There are signs of resistance already. On Oct. 4, in Chicago’s Brighton Park neighborhood, Border Patrol agents shot a 30-year-old woman, Marimar Martinez, amid protests targeting increased ICE activity after she was involved in an alleged vehicle chase that ended in her ramming a CBP vehicle. Illinois Gov. J.B. Pritzker has sued to block the deployment, calling it part of an “authoritarian march.” Mayor Brandon Johnson signed an executive order barring ICE from operating on city-owned property and has publicly denounced Trump’s threats. When Trump posted that Pritzker and Johnson “should be in jail,” accusing them of failing to protect federal agents, both responded defiantly. Pritzker on X: “Trump is now calling for the arrest of elected representatives checking his power. What else is left on the path to full-blown authoritarianism?” Johnson replied, “I’m not going anywhere.”

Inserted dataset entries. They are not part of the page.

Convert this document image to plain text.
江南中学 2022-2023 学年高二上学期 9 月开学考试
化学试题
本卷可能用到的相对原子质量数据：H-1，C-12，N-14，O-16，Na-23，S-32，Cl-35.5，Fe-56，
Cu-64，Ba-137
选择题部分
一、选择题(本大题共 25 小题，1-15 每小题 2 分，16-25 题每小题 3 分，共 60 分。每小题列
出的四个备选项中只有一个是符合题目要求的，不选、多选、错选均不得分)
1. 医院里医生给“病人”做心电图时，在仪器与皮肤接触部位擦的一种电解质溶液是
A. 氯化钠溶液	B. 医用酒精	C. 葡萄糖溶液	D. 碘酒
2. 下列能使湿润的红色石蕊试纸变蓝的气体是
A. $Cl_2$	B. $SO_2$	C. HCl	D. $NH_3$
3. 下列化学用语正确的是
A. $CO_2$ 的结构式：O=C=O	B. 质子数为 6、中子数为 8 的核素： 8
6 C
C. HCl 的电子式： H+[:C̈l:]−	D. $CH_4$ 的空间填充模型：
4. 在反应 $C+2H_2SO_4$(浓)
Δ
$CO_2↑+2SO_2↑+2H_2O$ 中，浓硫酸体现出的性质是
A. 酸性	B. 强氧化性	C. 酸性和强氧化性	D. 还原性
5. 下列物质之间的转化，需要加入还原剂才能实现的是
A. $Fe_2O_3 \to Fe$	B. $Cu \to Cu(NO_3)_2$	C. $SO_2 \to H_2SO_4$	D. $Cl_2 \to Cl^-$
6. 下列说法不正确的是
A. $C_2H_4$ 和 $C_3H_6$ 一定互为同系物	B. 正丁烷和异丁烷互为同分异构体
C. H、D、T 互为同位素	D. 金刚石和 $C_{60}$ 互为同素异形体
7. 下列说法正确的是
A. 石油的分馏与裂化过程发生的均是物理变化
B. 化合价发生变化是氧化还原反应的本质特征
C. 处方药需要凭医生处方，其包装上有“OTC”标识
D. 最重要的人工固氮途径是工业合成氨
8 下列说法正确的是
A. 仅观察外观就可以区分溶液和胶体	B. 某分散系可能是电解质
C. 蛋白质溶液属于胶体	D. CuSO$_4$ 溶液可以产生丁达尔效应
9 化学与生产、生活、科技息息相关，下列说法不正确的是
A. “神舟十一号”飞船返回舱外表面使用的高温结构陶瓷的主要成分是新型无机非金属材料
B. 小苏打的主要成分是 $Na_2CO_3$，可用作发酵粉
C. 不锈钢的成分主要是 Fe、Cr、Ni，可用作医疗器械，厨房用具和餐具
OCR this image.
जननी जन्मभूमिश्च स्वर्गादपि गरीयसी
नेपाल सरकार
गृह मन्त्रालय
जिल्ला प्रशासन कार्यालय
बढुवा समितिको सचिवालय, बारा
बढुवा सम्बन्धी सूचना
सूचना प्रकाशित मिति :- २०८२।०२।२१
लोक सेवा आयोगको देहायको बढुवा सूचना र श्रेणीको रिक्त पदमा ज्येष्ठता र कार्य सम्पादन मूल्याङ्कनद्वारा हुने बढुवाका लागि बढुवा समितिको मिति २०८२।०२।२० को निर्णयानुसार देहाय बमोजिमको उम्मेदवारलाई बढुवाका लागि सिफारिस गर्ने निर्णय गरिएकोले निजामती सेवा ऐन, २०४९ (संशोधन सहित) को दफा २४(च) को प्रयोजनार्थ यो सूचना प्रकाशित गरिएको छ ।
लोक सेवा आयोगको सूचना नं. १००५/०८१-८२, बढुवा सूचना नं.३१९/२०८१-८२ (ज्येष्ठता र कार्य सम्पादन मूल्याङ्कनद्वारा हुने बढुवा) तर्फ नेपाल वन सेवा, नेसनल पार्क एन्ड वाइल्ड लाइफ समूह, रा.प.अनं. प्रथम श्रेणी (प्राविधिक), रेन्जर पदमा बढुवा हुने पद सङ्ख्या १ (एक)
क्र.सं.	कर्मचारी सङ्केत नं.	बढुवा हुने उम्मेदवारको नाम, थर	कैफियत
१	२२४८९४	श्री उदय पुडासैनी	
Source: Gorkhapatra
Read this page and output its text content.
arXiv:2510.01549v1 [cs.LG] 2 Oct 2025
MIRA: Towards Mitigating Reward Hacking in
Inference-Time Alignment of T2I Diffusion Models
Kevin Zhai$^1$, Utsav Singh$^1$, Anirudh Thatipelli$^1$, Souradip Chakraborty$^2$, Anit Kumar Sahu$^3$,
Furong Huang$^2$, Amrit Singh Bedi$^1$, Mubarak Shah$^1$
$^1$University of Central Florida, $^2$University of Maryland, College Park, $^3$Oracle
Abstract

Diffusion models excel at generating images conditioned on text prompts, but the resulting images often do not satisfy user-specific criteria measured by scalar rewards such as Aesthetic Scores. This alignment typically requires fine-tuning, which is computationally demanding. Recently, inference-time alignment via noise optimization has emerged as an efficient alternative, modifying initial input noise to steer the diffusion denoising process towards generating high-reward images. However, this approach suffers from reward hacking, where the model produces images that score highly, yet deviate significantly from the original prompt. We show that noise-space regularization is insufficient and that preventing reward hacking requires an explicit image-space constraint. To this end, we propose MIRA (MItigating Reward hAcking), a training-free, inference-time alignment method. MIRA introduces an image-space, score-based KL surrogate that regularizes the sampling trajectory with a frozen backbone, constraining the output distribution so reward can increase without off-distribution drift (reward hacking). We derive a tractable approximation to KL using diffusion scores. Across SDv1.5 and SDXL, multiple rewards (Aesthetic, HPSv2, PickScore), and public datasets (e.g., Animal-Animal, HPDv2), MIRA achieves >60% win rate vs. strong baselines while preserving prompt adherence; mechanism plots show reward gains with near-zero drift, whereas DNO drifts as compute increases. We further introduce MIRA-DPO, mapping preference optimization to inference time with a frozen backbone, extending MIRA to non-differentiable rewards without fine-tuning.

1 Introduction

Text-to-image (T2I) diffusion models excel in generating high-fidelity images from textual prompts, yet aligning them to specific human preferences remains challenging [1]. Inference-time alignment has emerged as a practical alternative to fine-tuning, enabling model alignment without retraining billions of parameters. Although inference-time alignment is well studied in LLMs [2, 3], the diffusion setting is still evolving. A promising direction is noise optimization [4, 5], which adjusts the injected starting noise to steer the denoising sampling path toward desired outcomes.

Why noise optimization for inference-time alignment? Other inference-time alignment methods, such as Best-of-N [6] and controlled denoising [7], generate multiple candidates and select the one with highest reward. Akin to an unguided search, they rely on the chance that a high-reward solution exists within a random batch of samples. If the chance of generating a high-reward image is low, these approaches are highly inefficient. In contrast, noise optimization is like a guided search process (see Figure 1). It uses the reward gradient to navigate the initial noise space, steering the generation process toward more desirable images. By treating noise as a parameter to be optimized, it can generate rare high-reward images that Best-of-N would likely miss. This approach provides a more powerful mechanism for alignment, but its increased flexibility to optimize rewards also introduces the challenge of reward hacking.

Or is he? If the city meets force with force, Trump likely wins. If it retreats into anxious silence, he also wins. The challenge for Chicago, and for America’s liberal cities more broadly, is to find a language of defiance that denies him the spectacle he craves. The lesson of the city’s storied history isn’t that resistance is futile — it’s that resistance, without a strategy and strong allies, becomes fuel for repression. Trump is counting on that.


Ryan Zickgraf is a columnist for UnHerd, based in Pennsylvania.